Nagaland Institute of Medical Science and Research
- Other names: NIMSR Kohima Medical College
- Former names: Nagaland Medical College
- Type: Medical College Research institute
- Established: 2022; 4 years ago
- Affiliations: Nagaland University, NMC
- Chairman: Chief Minister of Nagaland
- Director: Dr. Soumya Chakraborty
- Location: Phriebagie, Kohima, Nagaland, India 25°41′42″N 94°07′25″E﻿ / ﻿25.694874°N 94.123643°E
- Campus: Urban;
- Website: nimsr.nagaland.gov.in

= Nagaland Institute of Medical Science and Research =

Medical college and hospital in Kohima, India

Nagaland Institute of Medical Science and Research (NIMSR), popularly known as Kohima Medical College, is a medical college and hospital in Kohima in the Indian state of Nagaland. It is the first Medical College in the Indian state of Nagaland. On 25 April 2023, National Medical Commission has given the Letter of Permission (LoP) for 100 MBBS seats to start the medical college under Nagaland University, Kohima for the Academic Year 2023–2024.

==History==

The Central government in February 2014, gave its nod for the creation of a medical College with Central and State government taking 90% and 10% of the expenses respectively.

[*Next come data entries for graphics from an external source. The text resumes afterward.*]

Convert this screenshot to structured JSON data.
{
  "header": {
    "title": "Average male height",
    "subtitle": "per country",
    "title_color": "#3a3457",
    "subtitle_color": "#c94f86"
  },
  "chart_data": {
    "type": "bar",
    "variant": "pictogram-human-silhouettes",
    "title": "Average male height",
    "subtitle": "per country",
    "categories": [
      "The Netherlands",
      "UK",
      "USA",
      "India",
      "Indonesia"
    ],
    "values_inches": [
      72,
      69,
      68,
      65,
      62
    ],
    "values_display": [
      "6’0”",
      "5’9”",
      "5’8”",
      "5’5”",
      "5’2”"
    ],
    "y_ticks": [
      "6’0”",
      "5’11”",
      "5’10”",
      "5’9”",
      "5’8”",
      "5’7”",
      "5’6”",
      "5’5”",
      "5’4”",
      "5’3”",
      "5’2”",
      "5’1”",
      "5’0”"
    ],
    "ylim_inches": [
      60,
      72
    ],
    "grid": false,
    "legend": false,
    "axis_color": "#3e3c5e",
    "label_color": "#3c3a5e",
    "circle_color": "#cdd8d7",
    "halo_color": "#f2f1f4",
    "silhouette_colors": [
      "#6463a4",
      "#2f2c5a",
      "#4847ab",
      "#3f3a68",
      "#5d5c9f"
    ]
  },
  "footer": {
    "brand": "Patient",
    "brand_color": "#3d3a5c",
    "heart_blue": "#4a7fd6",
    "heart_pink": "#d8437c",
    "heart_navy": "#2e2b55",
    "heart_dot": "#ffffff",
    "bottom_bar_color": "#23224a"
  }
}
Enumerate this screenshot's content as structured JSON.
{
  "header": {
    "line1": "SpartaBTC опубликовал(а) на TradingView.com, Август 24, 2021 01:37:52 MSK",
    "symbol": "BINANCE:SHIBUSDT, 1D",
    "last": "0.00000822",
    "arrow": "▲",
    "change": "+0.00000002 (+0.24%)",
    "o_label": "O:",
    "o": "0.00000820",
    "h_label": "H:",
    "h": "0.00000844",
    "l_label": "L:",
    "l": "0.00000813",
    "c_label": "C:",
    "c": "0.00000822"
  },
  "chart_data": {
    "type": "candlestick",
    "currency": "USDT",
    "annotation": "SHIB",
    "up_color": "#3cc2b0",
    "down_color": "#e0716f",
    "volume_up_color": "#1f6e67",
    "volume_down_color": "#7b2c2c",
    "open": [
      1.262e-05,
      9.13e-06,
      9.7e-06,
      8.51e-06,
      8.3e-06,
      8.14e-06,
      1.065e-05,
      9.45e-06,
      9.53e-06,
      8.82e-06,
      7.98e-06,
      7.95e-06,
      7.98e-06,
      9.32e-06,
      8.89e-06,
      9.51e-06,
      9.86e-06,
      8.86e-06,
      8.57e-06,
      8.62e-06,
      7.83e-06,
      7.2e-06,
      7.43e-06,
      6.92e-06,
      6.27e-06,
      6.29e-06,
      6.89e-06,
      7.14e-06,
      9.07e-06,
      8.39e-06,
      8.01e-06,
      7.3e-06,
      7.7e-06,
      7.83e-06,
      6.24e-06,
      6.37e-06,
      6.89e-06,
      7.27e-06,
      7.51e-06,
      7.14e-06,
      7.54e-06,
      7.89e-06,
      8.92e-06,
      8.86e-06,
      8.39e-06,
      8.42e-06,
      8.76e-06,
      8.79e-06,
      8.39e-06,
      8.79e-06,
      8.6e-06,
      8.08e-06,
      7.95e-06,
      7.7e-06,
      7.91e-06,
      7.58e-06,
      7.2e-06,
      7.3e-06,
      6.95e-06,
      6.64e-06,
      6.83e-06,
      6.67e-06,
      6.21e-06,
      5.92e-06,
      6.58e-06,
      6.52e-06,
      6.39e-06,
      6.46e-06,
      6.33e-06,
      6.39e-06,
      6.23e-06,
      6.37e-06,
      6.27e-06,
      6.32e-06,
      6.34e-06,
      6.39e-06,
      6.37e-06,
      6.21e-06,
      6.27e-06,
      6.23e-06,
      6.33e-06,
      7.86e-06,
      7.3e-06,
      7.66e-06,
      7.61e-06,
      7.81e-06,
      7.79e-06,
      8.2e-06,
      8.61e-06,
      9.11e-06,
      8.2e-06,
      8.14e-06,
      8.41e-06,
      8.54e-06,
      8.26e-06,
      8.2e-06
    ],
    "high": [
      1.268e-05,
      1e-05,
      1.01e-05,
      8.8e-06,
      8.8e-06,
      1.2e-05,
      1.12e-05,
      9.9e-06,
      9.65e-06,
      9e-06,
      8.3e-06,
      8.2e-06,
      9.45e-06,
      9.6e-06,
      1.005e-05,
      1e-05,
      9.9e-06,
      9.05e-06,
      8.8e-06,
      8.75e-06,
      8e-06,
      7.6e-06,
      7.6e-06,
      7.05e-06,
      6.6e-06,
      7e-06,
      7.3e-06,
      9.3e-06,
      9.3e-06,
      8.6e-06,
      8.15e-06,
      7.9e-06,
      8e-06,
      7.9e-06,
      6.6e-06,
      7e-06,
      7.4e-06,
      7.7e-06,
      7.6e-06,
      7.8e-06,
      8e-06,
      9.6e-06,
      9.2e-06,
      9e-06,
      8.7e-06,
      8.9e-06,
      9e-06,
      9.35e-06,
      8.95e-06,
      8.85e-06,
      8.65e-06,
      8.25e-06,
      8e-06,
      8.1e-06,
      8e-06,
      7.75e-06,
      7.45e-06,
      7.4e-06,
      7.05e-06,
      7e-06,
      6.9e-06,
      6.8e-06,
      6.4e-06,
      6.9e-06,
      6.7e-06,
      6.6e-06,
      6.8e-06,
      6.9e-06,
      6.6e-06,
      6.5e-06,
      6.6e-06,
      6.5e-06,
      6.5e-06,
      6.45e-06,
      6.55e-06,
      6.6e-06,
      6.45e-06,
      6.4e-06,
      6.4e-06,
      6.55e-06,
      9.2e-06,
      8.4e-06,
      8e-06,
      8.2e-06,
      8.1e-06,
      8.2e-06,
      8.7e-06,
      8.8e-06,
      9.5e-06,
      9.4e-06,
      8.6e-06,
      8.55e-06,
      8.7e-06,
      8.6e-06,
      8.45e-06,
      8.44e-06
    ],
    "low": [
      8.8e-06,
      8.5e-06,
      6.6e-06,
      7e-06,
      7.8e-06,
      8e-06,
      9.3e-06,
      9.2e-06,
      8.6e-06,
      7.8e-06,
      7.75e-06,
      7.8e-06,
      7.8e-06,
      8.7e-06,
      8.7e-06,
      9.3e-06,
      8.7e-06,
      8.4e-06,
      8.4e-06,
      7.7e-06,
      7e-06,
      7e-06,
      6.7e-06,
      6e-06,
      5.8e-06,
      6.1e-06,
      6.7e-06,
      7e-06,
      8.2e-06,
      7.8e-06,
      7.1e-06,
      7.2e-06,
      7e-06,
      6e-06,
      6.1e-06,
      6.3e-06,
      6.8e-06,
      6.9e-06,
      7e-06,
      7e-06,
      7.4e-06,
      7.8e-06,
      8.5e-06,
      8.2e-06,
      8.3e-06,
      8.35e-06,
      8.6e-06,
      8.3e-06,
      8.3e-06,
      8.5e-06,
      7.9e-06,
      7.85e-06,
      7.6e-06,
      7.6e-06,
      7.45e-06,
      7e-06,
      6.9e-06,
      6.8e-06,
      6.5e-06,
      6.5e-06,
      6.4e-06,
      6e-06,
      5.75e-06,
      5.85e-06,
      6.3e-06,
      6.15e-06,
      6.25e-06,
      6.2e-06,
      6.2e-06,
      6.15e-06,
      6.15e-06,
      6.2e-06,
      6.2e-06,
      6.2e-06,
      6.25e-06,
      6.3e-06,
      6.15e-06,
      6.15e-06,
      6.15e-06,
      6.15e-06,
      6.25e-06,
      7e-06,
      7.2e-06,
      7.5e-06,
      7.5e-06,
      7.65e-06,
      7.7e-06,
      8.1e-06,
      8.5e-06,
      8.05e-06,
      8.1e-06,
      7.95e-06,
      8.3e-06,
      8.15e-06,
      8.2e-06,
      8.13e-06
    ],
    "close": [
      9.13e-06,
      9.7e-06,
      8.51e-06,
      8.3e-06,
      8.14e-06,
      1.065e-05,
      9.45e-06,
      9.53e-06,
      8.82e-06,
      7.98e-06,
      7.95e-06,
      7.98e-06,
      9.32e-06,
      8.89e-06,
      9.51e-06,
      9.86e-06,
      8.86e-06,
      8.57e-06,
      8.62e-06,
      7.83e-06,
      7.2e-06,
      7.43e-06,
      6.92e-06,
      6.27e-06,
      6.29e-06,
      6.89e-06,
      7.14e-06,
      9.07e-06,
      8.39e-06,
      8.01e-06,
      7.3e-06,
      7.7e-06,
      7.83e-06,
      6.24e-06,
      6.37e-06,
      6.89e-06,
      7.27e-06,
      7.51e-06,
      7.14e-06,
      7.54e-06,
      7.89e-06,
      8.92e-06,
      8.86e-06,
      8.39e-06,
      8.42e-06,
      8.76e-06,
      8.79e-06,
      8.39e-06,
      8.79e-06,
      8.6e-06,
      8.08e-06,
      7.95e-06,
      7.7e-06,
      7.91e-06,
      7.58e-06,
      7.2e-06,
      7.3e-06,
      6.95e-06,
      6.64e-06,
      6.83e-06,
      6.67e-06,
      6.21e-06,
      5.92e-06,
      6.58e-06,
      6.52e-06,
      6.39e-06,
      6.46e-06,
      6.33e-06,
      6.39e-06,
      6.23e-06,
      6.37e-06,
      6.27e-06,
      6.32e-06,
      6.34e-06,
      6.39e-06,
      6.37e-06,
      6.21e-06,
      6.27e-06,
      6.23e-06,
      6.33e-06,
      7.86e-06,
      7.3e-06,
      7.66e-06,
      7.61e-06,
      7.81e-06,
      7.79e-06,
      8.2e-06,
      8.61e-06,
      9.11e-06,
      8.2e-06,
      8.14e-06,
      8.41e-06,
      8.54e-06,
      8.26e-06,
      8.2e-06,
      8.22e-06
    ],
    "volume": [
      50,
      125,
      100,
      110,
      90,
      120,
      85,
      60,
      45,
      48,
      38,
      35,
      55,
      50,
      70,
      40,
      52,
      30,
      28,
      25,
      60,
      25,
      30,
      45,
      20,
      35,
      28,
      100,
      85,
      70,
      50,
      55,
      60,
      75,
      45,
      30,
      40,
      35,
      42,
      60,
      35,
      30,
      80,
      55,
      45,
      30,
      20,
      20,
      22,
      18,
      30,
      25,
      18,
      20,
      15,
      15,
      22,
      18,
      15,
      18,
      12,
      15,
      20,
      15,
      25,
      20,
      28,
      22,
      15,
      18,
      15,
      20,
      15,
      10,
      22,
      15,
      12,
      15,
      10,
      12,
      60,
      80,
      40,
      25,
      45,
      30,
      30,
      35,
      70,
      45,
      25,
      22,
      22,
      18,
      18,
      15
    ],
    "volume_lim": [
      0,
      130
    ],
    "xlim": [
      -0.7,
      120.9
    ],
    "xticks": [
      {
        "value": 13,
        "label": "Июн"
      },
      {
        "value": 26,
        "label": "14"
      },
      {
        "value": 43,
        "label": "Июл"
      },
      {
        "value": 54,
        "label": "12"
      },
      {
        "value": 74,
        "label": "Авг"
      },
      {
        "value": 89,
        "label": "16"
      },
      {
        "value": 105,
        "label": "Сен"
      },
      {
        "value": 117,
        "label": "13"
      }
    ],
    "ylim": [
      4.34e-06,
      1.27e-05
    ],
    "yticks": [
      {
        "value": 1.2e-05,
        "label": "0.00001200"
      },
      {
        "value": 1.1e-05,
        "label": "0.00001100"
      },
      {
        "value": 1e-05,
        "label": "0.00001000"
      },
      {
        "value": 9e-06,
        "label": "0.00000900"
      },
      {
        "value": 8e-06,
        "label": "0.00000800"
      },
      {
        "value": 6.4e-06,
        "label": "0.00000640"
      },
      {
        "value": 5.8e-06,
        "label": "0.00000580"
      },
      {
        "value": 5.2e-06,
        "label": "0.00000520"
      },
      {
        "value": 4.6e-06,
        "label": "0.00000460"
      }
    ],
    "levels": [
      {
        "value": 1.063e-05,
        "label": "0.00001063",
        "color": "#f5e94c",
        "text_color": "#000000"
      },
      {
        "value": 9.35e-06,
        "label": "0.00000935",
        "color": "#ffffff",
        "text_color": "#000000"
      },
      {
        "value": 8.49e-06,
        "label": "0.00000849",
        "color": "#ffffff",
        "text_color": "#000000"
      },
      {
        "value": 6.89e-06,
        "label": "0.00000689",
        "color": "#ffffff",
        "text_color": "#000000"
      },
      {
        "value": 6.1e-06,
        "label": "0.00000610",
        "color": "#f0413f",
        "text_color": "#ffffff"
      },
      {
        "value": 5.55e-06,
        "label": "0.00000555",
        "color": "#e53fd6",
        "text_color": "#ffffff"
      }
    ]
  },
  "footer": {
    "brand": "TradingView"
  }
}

The Central government sanctioned 189 crores rupees for the construction. The foundation for Nagaland Medical College was laid by the Chief Minister of Nagaland Neiphiu Rio in 2014 The sanctioned amount was received in 2015 but construction could not take off due to land issue. In 2018, the land issue was resolved and the land needed for the medical institute was handed over to the government. In September 2023, the institute began classes at full capacity with 100 students.